There are a lot of possibilities that I have in my head for how this system could be used which I will explain in a future post. Needless to say, I will try to make this as powerful as possible so that I don't have to resort to the code-compile-wait-test-debug-wait-redo cycle that a lot of development gets stuck in. If I can chop out the compile part, that should save me a lot of time and at the same time will open up creation to many more people than just coders.

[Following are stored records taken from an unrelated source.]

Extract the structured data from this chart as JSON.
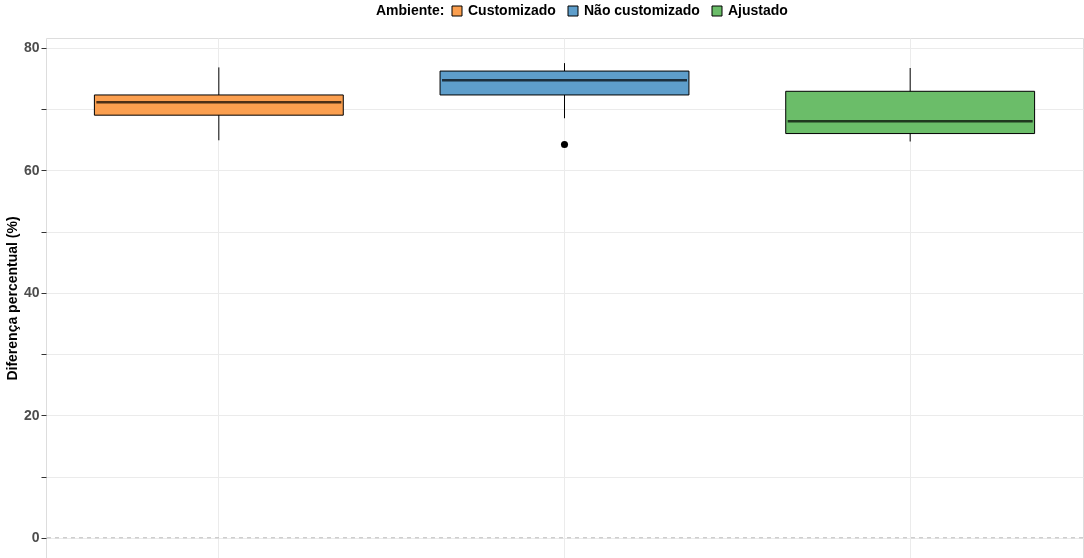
{
  "chart_data": {
    "type": "box",
    "ylabel": "Diferença percentual (%)",
    "legend_title": "Ambiente:",
    "legend": "top",
    "categories": [
      null,
      null,
      null
    ],
    "series": [
      {
        "name": "Customizado",
        "color": "#fb9f4f",
        "boxes": [
          {
            "low": 64.9,
            "q1": 69.0,
            "median": 71.1,
            "q3": 72.3,
            "high": 76.8
          },
          null,
          null
        ]
      },
      {
        "name": "Não customizado",
        "color": "#5e9ecb",
        "boxes": [
          null,
          {
            "low": 68.5,
            "q1": 72.3,
            "median": 74.7,
            "q3": 76.2,
            "high": 77.5,
            "outliers": [
              64.2
            ]
          },
          null
        ]
      },
      {
        "name": "Ajustado",
        "color": "#6bbd69",
        "boxes": [
          null,
          null,
          {
            "low": 64.7,
            "q1": 66.0,
            "median": 68.0,
            "q3": 72.9,
            "high": 76.7
          }
        ]
      }
    ],
    "ylim": [
      -3.3,
      81.6
    ],
    "yticks": [
      0,
      {
        "value": 10,
        "label": null
      },
      20,
      {
        "value": 30,
        "label": null
      },
      40,
      {
        "value": 50,
        "label": null
      },
      60,
      {
        "value": 70,
        "label": null
      },
      80
    ],
    "grid": true,
    "tick_labels": "y",
    "ref_lines": [
      {
        "axis": "y",
        "value": 0,
        "color": "#bbbbbb",
        "line_style": "dashed"
      }
    ]
  }
}
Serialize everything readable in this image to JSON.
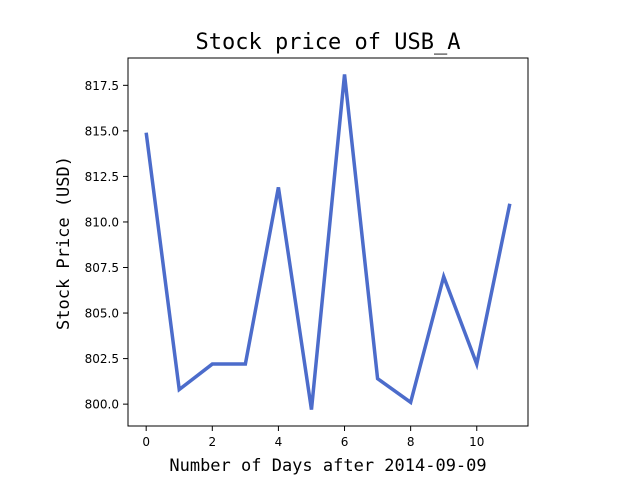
{
  "chart_data": {
    "type": "line",
    "title": "Stock price of USB_A",
    "xlabel": "Number of Days after 2014-09-09",
    "ylabel": "Stock Price (USD)",
    "x": [
      0,
      1,
      2,
      3,
      4,
      5,
      6,
      7,
      8,
      9,
      10,
      11
    ],
    "series": [
      {
        "values": [
          814.9,
          800.8,
          802.2,
          802.2,
          811.9,
          799.7,
          818.1,
          801.4,
          800.1,
          807.0,
          802.2,
          811.0
        ],
        "color": "#4c6ccb"
      }
    ],
    "xlim": [
      -0.55,
      11.55
    ],
    "ylim": [
      798.8,
      819.0
    ],
    "xticks": [
      0,
      2,
      4,
      6,
      8,
      10
    ],
    "yticks": [
      800.0,
      802.5,
      805.0,
      807.5,
      810.0,
      812.5,
      815.0,
      817.5
    ],
    "ytick_labels": [
      "800.0",
      "802.5",
      "805.0",
      "807.5",
      "810.0",
      "812.5",
      "815.0",
      "817.5"
    ],
    "grid": false
  }
}
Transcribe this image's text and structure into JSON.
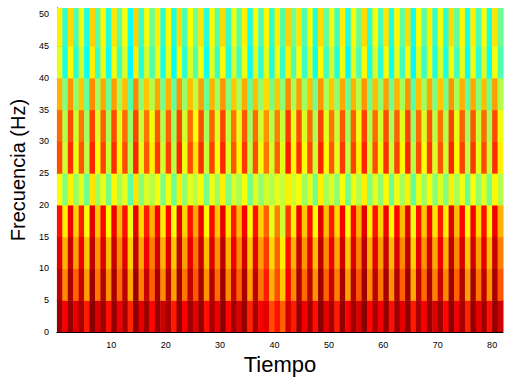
{
  "chart_data": {
    "type": "heatmap",
    "x_label": "Tiempo",
    "y_label": "Frecuencia (Hz)",
    "xlim": [
      0,
      82
    ],
    "xticks": [
      10,
      20,
      30,
      40,
      50,
      60,
      70,
      80
    ],
    "ylim": [
      0,
      51
    ],
    "yticks": [
      0,
      5,
      10,
      15,
      20,
      25,
      30,
      35,
      40,
      45,
      50
    ],
    "tick_labels": true,
    "clim": [
      0,
      100
    ],
    "x_bins": [
      0,
      1,
      2,
      3,
      4,
      5,
      6,
      7,
      8,
      9,
      10,
      11,
      12,
      13,
      14,
      15,
      16,
      17,
      18,
      19,
      20,
      21,
      22,
      23,
      24,
      25,
      26,
      27,
      28,
      29,
      30,
      31,
      32,
      33,
      34,
      35,
      36,
      37,
      38,
      39,
      40,
      41,
      42,
      43,
      44,
      45,
      46,
      47,
      48,
      49,
      50,
      51,
      52,
      53,
      54,
      55,
      56,
      57,
      58,
      59,
      60,
      61,
      62,
      63,
      64,
      65,
      66,
      67,
      68,
      69,
      70,
      71,
      72,
      73,
      74,
      75,
      76,
      77,
      78,
      79,
      80,
      81,
      82
    ],
    "y_bins": [
      0,
      5,
      10,
      15,
      20,
      25,
      30,
      35,
      40,
      45,
      51
    ],
    "cells": [
      [
        97,
        88,
        98,
        90,
        96,
        85,
        99,
        91,
        97,
        86,
        98,
        89,
        96,
        84,
        99,
        90,
        97,
        87,
        98,
        92,
        96,
        85,
        99,
        88,
        97,
        90,
        98,
        86,
        96,
        89,
        99,
        87,
        97,
        91,
        98,
        84,
        96,
        88,
        90,
        80,
        86,
        78,
        92,
        85,
        98,
        89,
        97,
        86,
        99,
        90,
        96,
        85,
        98,
        88,
        97,
        91,
        99,
        87,
        96,
        89,
        98,
        86,
        97,
        90,
        99,
        85,
        96,
        88,
        98,
        91,
        97,
        87,
        99,
        89,
        96,
        84,
        98,
        90,
        97,
        86,
        98,
        92
      ],
      [
        94,
        74,
        96,
        78,
        93,
        72,
        97,
        76,
        95,
        73,
        96,
        77,
        94,
        71,
        97,
        75,
        93,
        78,
        96,
        74,
        95,
        72,
        97,
        76,
        94,
        79,
        96,
        73,
        95,
        77,
        97,
        74,
        93,
        78,
        96,
        72,
        94,
        76,
        85,
        70,
        80,
        68,
        88,
        74,
        96,
        77,
        94,
        73,
        97,
        78,
        93,
        75,
        96,
        72,
        95,
        79,
        97,
        74,
        94,
        76,
        96,
        73,
        95,
        78,
        97,
        71,
        94,
        77,
        96,
        75,
        93,
        74,
        97,
        78,
        95,
        72,
        96,
        76,
        94,
        73,
        96,
        79
      ],
      [
        90,
        70,
        93,
        72,
        89,
        68,
        94,
        73,
        91,
        69,
        93,
        74,
        90,
        67,
        94,
        71,
        89,
        75,
        92,
        70,
        91,
        68,
        94,
        72,
        90,
        76,
        93,
        69,
        91,
        73,
        94,
        70,
        89,
        74,
        92,
        68,
        90,
        72,
        82,
        66,
        78,
        64,
        86,
        70,
        93,
        73,
        90,
        69,
        94,
        74,
        89,
        71,
        92,
        68,
        91,
        75,
        94,
        70,
        90,
        72,
        93,
        69,
        91,
        74,
        94,
        67,
        90,
        73,
        92,
        71,
        89,
        70,
        94,
        74,
        91,
        68,
        92,
        72,
        90,
        69,
        93,
        75
      ],
      [
        86,
        64,
        89,
        67,
        85,
        62,
        90,
        68,
        87,
        63,
        89,
        69,
        86,
        61,
        90,
        66,
        85,
        70,
        88,
        64,
        87,
        62,
        90,
        67,
        86,
        71,
        89,
        63,
        87,
        68,
        90,
        65,
        85,
        69,
        88,
        62,
        86,
        67,
        78,
        60,
        75,
        58,
        82,
        64,
        89,
        68,
        86,
        63,
        90,
        69,
        85,
        66,
        88,
        62,
        87,
        70,
        90,
        64,
        86,
        67,
        89,
        63,
        87,
        69,
        90,
        61,
        86,
        68,
        88,
        65,
        85,
        64,
        90,
        69,
        87,
        62,
        88,
        66,
        86,
        63,
        89,
        70
      ],
      [
        62,
        50,
        64,
        52,
        60,
        48,
        65,
        53,
        61,
        49,
        63,
        54,
        60,
        47,
        65,
        51,
        59,
        55,
        62,
        50,
        61,
        48,
        64,
        52,
        60,
        56,
        63,
        49,
        61,
        53,
        64,
        50,
        59,
        54,
        62,
        48,
        60,
        52,
        58,
        55,
        60,
        57,
        64,
        58,
        63,
        53,
        60,
        49,
        64,
        54,
        59,
        51,
        62,
        48,
        61,
        55,
        64,
        50,
        60,
        52,
        63,
        49,
        61,
        54,
        64,
        47,
        60,
        53,
        62,
        51,
        59,
        50,
        64,
        54,
        61,
        48,
        62,
        52,
        60,
        49,
        63,
        55
      ],
      [
        80,
        58,
        83,
        61,
        79,
        56,
        84,
        62,
        81,
        57,
        83,
        63,
        80,
        55,
        84,
        60,
        79,
        64,
        82,
        58,
        81,
        56,
        84,
        61,
        80,
        65,
        83,
        57,
        81,
        62,
        84,
        59,
        79,
        63,
        82,
        56,
        80,
        61,
        76,
        58,
        78,
        60,
        85,
        63,
        83,
        62,
        80,
        57,
        84,
        63,
        79,
        60,
        82,
        56,
        81,
        64,
        84,
        58,
        80,
        61,
        83,
        57,
        81,
        63,
        84,
        55,
        80,
        62,
        82,
        59,
        79,
        58,
        84,
        63,
        81,
        56,
        82,
        60,
        80,
        57,
        83,
        64
      ],
      [
        77,
        55,
        80,
        58,
        76,
        53,
        81,
        59,
        78,
        54,
        80,
        60,
        77,
        52,
        81,
        57,
        76,
        61,
        79,
        55,
        78,
        53,
        81,
        58,
        77,
        62,
        80,
        54,
        78,
        59,
        81,
        56,
        76,
        60,
        79,
        53,
        77,
        58,
        73,
        55,
        75,
        57,
        82,
        60,
        80,
        59,
        77,
        54,
        81,
        60,
        76,
        57,
        79,
        53,
        78,
        61,
        81,
        55,
        77,
        58,
        80,
        54,
        78,
        60,
        81,
        52,
        77,
        59,
        79,
        56,
        76,
        55,
        81,
        60,
        78,
        53,
        79,
        57,
        77,
        54,
        80,
        61
      ],
      [
        70,
        50,
        73,
        52,
        68,
        47,
        74,
        53,
        71,
        48,
        72,
        54,
        69,
        46,
        74,
        51,
        68,
        55,
        71,
        49,
        70,
        47,
        73,
        52,
        69,
        56,
        72,
        48,
        70,
        53,
        73,
        50,
        68,
        54,
        71,
        47,
        69,
        52,
        66,
        49,
        68,
        51,
        74,
        54,
        72,
        53,
        69,
        48,
        73,
        54,
        68,
        51,
        71,
        47,
        70,
        55,
        73,
        49,
        69,
        52,
        72,
        48,
        70,
        54,
        73,
        46,
        69,
        53,
        71,
        50,
        68,
        49,
        73,
        54,
        70,
        47,
        71,
        51,
        69,
        48,
        72,
        55
      ],
      [
        60,
        40,
        63,
        42,
        58,
        38,
        64,
        43,
        61,
        39,
        62,
        44,
        59,
        37,
        64,
        41,
        58,
        45,
        61,
        40,
        60,
        38,
        63,
        42,
        59,
        46,
        62,
        39,
        60,
        43,
        63,
        41,
        58,
        44,
        61,
        38,
        59,
        42,
        60,
        40,
        61,
        43,
        64,
        45,
        62,
        43,
        59,
        39,
        63,
        44,
        58,
        41,
        61,
        37,
        60,
        45,
        63,
        40,
        59,
        42,
        62,
        39,
        60,
        44,
        63,
        37,
        59,
        43,
        61,
        41,
        58,
        40,
        63,
        44,
        60,
        38,
        61,
        42,
        59,
        39,
        62,
        45
      ],
      [
        64,
        42,
        66,
        45,
        61,
        40,
        67,
        46,
        63,
        41,
        65,
        47,
        62,
        39,
        67,
        43,
        61,
        48,
        64,
        42,
        63,
        40,
        66,
        45,
        62,
        49,
        65,
        41,
        63,
        46,
        66,
        43,
        61,
        47,
        64,
        40,
        62,
        45,
        63,
        42,
        64,
        46,
        67,
        48,
        65,
        45,
        62,
        41,
        66,
        47,
        61,
        44,
        64,
        40,
        63,
        48,
        66,
        42,
        62,
        45,
        65,
        41,
        63,
        47,
        66,
        39,
        62,
        46,
        64,
        43,
        61,
        42,
        66,
        47,
        63,
        40,
        64,
        45,
        62,
        41,
        65,
        48
      ]
    ]
  }
}
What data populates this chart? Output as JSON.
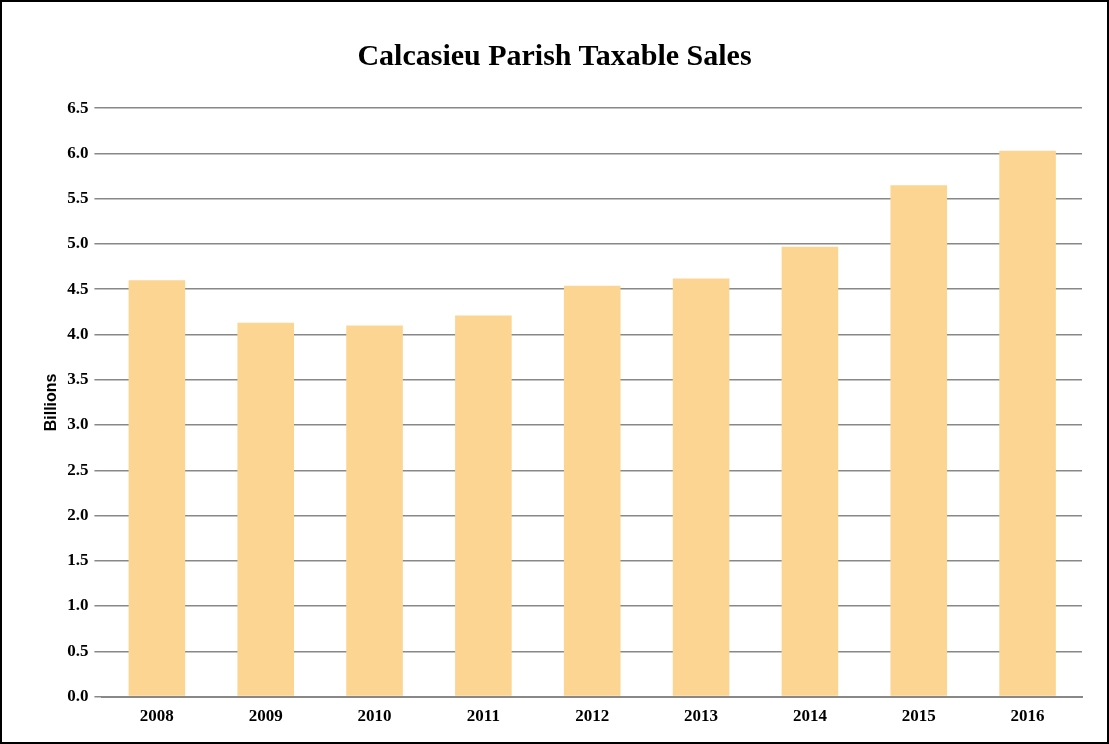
{
  "chart_data": {
    "type": "bar",
    "title": "Calcasieu Parish Taxable Sales",
    "ylabel": "Billions",
    "categories": [
      "2008",
      "2009",
      "2010",
      "2011",
      "2012",
      "2013",
      "2014",
      "2015",
      "2016"
    ],
    "values": [
      4.6,
      4.13,
      4.1,
      4.21,
      4.54,
      4.62,
      4.97,
      5.65,
      6.03
    ],
    "color": "#fdd592",
    "ylim": [
      0,
      6.5
    ],
    "yticks": [
      {
        "value": 0,
        "label": "0.0"
      },
      {
        "value": 0.5,
        "label": "0.5"
      },
      {
        "value": 1,
        "label": "1.0"
      },
      {
        "value": 1.5,
        "label": "1.5"
      },
      {
        "value": 2,
        "label": "2.0"
      },
      {
        "value": 2.5,
        "label": "2.5"
      },
      {
        "value": 3,
        "label": "3.0"
      },
      {
        "value": 3.5,
        "label": "3.5"
      },
      {
        "value": 4,
        "label": "4.0"
      },
      {
        "value": 4.5,
        "label": "4.5"
      },
      {
        "value": 5,
        "label": "5.0"
      },
      {
        "value": 5.5,
        "label": "5.5"
      },
      {
        "value": 6,
        "label": "6.0"
      },
      {
        "value": 6.5,
        "label": "6.5"
      }
    ],
    "grid": "y",
    "legend": false
  }
}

I'm also looking into toLua to expose a lot of the game to Lua so that I can write modules and some AI in lua without having to constantly recompile. At some point, I'd like to be able to define nodes in my visual logic system in Lua so that new functionality could be added on the fly without recompiling all the time.

There are a few other things on the burner right now but I am going to try and finish fixing the transform tools now that I've merged the 'tool' and 'gizmo' system into one system. This will make it a lot more consistent when a new piece of functionality is required.

And now. If you'll excuse me, I am going to get myself back into some coding.